MATATELINGA, London: Meski di sepanjang musim kompetisi 2020-2021 Werner sudah mencetak delapan gol untuk The Blues, namun dalam 11 pertandingan terakhir penyerang berpaspor Jerman itu mengalami paceklik.
Penyerang Chelsea, Timo Werner, saat ini sedang mengalami masa-masa sulit.
Menurut mantan penyerang Chelsea, Tony Cascarino, hal ini terjadi karena Werner memiliki baban berat di pundaknya untuk menjadi mesin gol The Blues. Itulah mengapa Werner menjadi kesulitan untuk bisa mengeluarkan seluruh potensi terbaiknya.
Cascarino sendiri tidak memungkiri bahwa Werner adalah penyerang bagus dan memiliki kecepatan. Akan tetapi, ia merasa Werner akan menjadi lebih baik ketika bermain bersama seorang penyerang besar di sampingnya untuk membantu meringankan beban.
“Ini sulit, karena saya telah sering meilhat Werner dan ketika dia di RB Leipzig, dia bermain bersama (Yussuf) Poulsen yang merupakan penyerang tengah yang besar, dan dia (Werner) bermain di sisi kiri dan berkembang pesat,” ujar Cascarino, dinukil dari Goal, Jumat (1/1/2021).

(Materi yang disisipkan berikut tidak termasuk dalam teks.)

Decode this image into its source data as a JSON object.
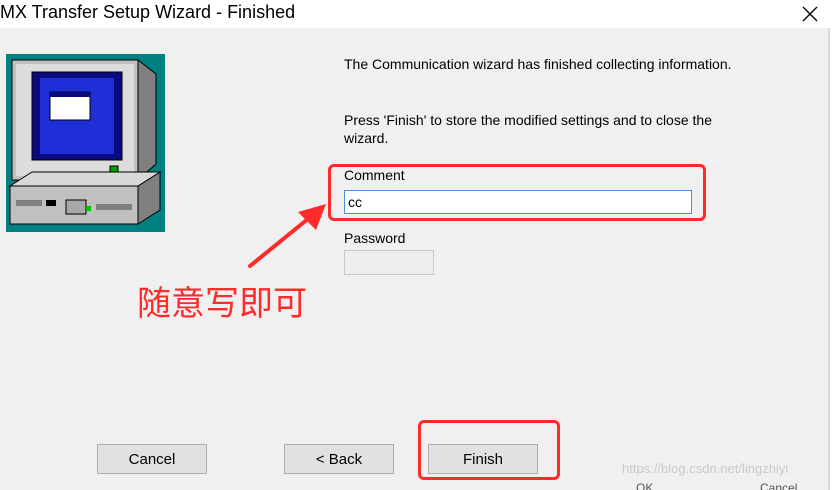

Cascarino memandang kasus yang dialami oleh Werner ini sama dengan yang menimpa Michael Owen. Menurutnya, Owen bisa tampil bagus ketika bermain bersama Emile Heskey. Sedangkan saat dipasangkan dengan pemain lain atau berjuang sendiri di depan, performanya jadi tak maksimal.
"Ini seperti Michael Owen. Michael Owen tanpa Emile Heskey tidak akan pernah menjadi pemain yang sama. Michael sangat cepat, tetapi tidak memiliki sentuhan terbaik, tapi dia selalu melepaskan gol ketika dia memiliki pemain besar di sampingnya untuk menghilangkan tekanan darinya,” jelas Cascarino.
"Bagi saya, Werner persis sama seperti itu. Dia sangat cepat, sentuhannya tidak luar biasa, dia secara teknis tidak buruk tapi tidak hebat. Dia tidak bisa bermain sebagai penyerang tengah sendiri," sambungnya.
"Dia tidak bisa, karena dia tidak bisa memimpin atau membawa pemain lain untuk bermain. Dia harus bermain di sisi kiri seseorang," sebutnya.
Persoalannya sekarang, jika Werner harus bermain di sebelah kiri, maka ia akan berebut tempat dengan Christian Pulisic. Padahal, Chelsea pada awalnya merekrut Werner untuk menjadi penyerang tengah.